Storm isn’t the only project trying to solve the big data streaming problem. Apache S4 is an open source project originally developed by Yahoo that provides similar functionality, and HStreaming offers a proprietary product that adds real-time capabilities to Hadoop. But Storm is the project that seems to be gaining the most traction. For example, the contact management startup FullContact chose Storm over other options.

“We wanted to try open source first, as it keeps our options wide open should we want to change technologies. That ruled out HStreaming,” explains FullContact CTO Dan Lynn. “S4 was very interesting, but I didn’t get the impression that it had captured the enthusiasm of the developer community as well as Storm.” Nodeable chose to use Storm as its base for similar reasons.

Nodeable launched last year as a challenger to Splunk, the big data company that IPOed earlier this year. Spunk sells an on-premise tool for collecting and analyzing large data sets. It’s become best known for handling machine generated data, mostly system log files from servers, but it could be used for pretty much any data set.

Nodeable offers a similar solution, but tuned specifically for IT operations data and hosted in the cloud, along with real-time capabilities and a Twitter-like interface. Rosenberg says the service had plenty of users – so why the pivot? “As the company grew we realized we needed to either go further into management, or further into analytics,” he explains. What users wanted was better analytics – there are plenty of IT management solutions available. As the Nodeable team delved deeper into analytics, they found the core problem with most analytics tools is a disconnect between the needs of business users, who want dashboards and alerts, and the needs of data analysts who want to run custom queries.

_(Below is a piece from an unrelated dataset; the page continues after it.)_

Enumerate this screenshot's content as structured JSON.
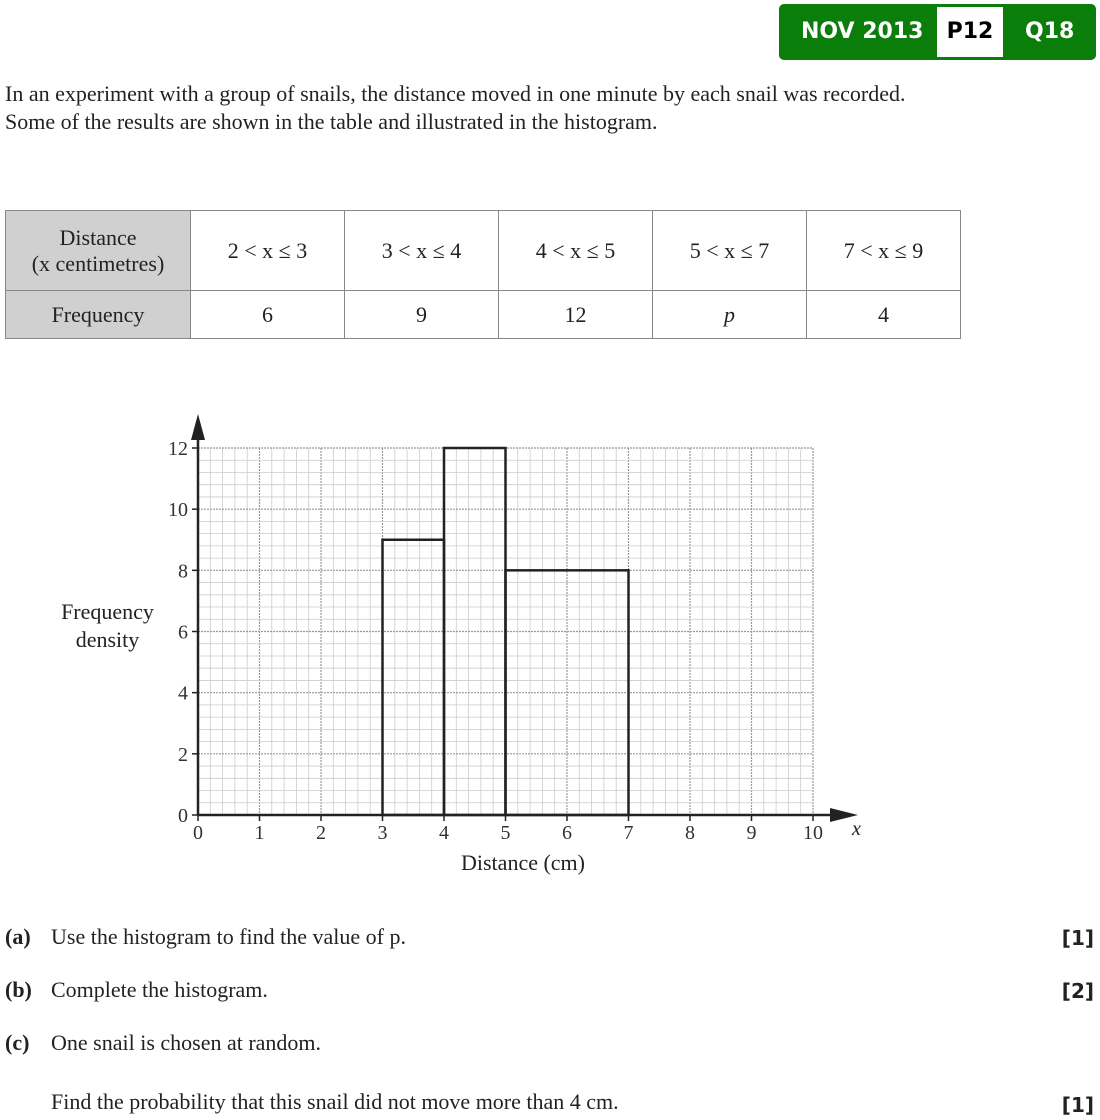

Part of this problem stems from a divide between the need to run batch queries on historical data, which Hadoop is good at, and the need to process incoming streams of data for actionable intelligence, which is what Storm is built for. What Nodeable needed was a way to get data in and out of Hadoop, and to process certain data before it even hit Hadoop. With those problems solved, the Nodeable team realized that they’d stumbled onto something more broadly applicable than its log-file centric service. “We ended up solving a problem that we hadn’t really set out to solve,” says Nodeable CEO Dave Rosenberg. He also says Nodeable will open source much of its code, including reference implementations for Storm analytics and an agent for collecting analyics from Amazon EC2 instances.

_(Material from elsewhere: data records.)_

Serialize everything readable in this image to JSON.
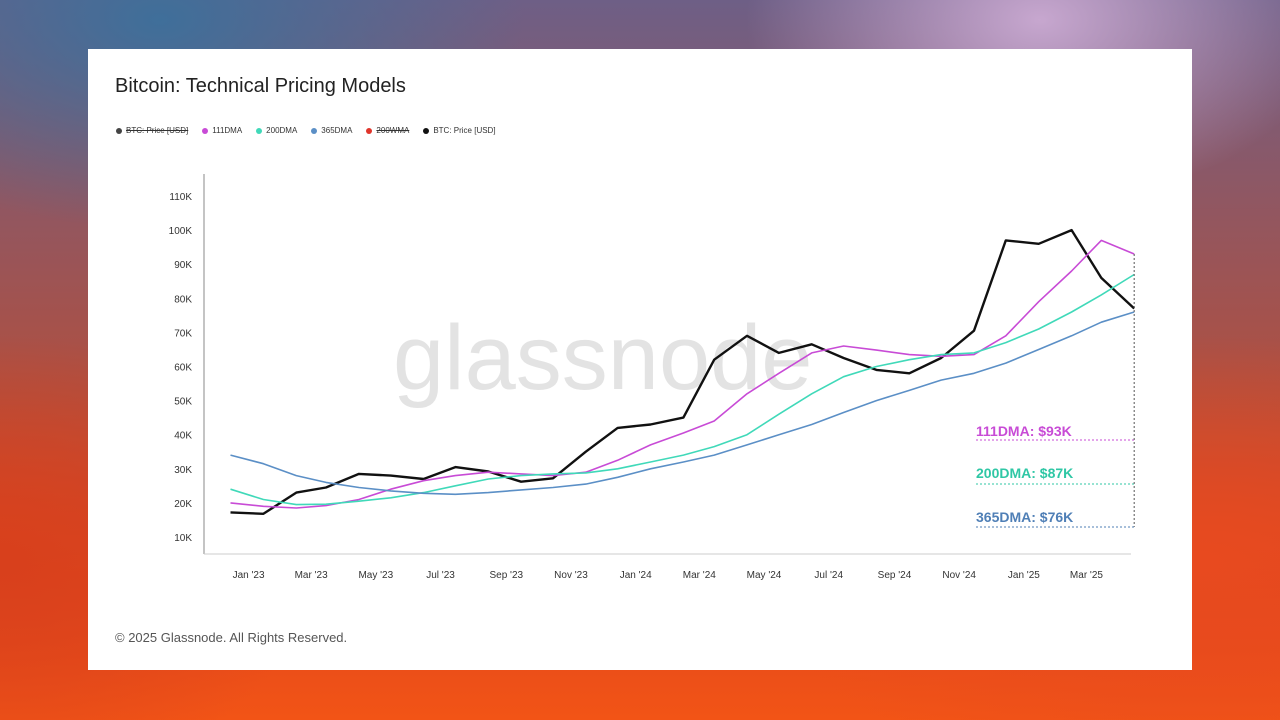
{
  "title": "Bitcoin: Technical Pricing Models",
  "footer": "© 2025 Glassnode. All Rights Reserved.",
  "watermark": "glassnode",
  "legend": [
    {
      "label": "BTC: Price [USD]",
      "color": "#444444",
      "struck": true
    },
    {
      "label": "111DMA",
      "color": "#c84bd6",
      "struck": false
    },
    {
      "label": "200DMA",
      "color": "#40d9b9",
      "struck": false
    },
    {
      "label": "365DMA",
      "color": "#5b8fc6",
      "struck": false
    },
    {
      "label": "200WMA",
      "color": "#e0352b",
      "struck": true
    },
    {
      "label": "BTC: Price [USD]",
      "color": "#111111",
      "struck": false
    }
  ],
  "annotations": {
    "dma111": "111DMA: $93K",
    "dma200": "200DMA: $87K",
    "dma365": "365DMA: $76K"
  },
  "chart_data": {
    "type": "line",
    "x": [
      "2022-12",
      "2023-01",
      "2023-02",
      "2023-03",
      "2023-04",
      "2023-05",
      "2023-06",
      "2023-07",
      "2023-08",
      "2023-09",
      "2023-10",
      "2023-11",
      "2023-12",
      "2024-01",
      "2024-02",
      "2024-03",
      "2024-04",
      "2024-05",
      "2024-06",
      "2024-07",
      "2024-08",
      "2024-09",
      "2024-10",
      "2024-11",
      "2024-12",
      "2025-01",
      "2025-02",
      "2025-03",
      "2025-04"
    ],
    "xlim": [
      "2022-11-20",
      "2025-04-12"
    ],
    "ylim": [
      5000,
      115000
    ],
    "y_ticks": [
      10000,
      20000,
      30000,
      40000,
      50000,
      60000,
      70000,
      80000,
      90000,
      100000,
      110000
    ],
    "y_tick_labels": [
      "10K",
      "20K",
      "30K",
      "40K",
      "50K",
      "60K",
      "70K",
      "80K",
      "90K",
      "100K",
      "110K"
    ],
    "x_ticks": [
      "2023-01-01",
      "2023-03-01",
      "2023-05-01",
      "2023-07-01",
      "2023-09-01",
      "2023-11-01",
      "2024-01-01",
      "2024-03-01",
      "2024-05-01",
      "2024-07-01",
      "2024-09-01",
      "2024-11-01",
      "2025-01-01",
      "2025-03-01"
    ],
    "x_tick_labels": [
      "Jan '23",
      "Mar '23",
      "May '23",
      "Jul '23",
      "Sep '23",
      "Nov '23",
      "Jan '24",
      "Mar '24",
      "May '24",
      "Jul '24",
      "Sep '24",
      "Nov '24",
      "Jan '25",
      "Mar '25"
    ],
    "series": [
      {
        "name": "BTC: Price [USD]",
        "color": "#111111",
        "values": [
          17200,
          16800,
          23000,
          24500,
          28500,
          28000,
          27000,
          30500,
          29200,
          26200,
          27200,
          35000,
          42000,
          43000,
          45000,
          62000,
          69000,
          64000,
          66500,
          62500,
          59000,
          58000,
          62500,
          70500,
          97000,
          96000,
          100000,
          86000,
          77000
        ]
      },
      {
        "name": "111DMA",
        "color": "#c84bd6",
        "values": [
          20000,
          19000,
          18500,
          19200,
          21000,
          24000,
          26500,
          28000,
          29000,
          28500,
          28000,
          29000,
          32500,
          37000,
          40500,
          44000,
          52000,
          58000,
          64000,
          66000,
          64800,
          63500,
          63000,
          63500,
          69000,
          79000,
          88000,
          97000,
          93000
        ]
      },
      {
        "name": "200DMA",
        "color": "#40d9b9",
        "values": [
          24000,
          21000,
          19500,
          19600,
          20500,
          21500,
          23000,
          25000,
          27000,
          28000,
          28500,
          28800,
          30000,
          32000,
          34000,
          36500,
          40000,
          46000,
          52000,
          57000,
          60000,
          62000,
          63500,
          64000,
          67000,
          71000,
          76000,
          81000,
          87000
        ]
      },
      {
        "name": "365DMA",
        "color": "#5b8fc6",
        "values": [
          34000,
          31500,
          28000,
          26000,
          24500,
          23500,
          22800,
          22500,
          23000,
          23800,
          24500,
          25500,
          27500,
          30000,
          32000,
          34000,
          37000,
          40000,
          43000,
          46500,
          50000,
          53000,
          56000,
          58000,
          61000,
          65000,
          69000,
          73000,
          76000
        ]
      }
    ]
  }
}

Nodebale will be going up against companies like HStreaming has a partnership with Microsoft to bring its real-time solution to Hadoop on Azure. Also, last year Amazon Web Services posted a job listing for someone “to lead the team that is building a disruptive new service for processing Big Data streams,” suggesting that we may see a real-time complement to the cloud provider’s Elastic MapReduce service. Expect strong competition in this space in coming months.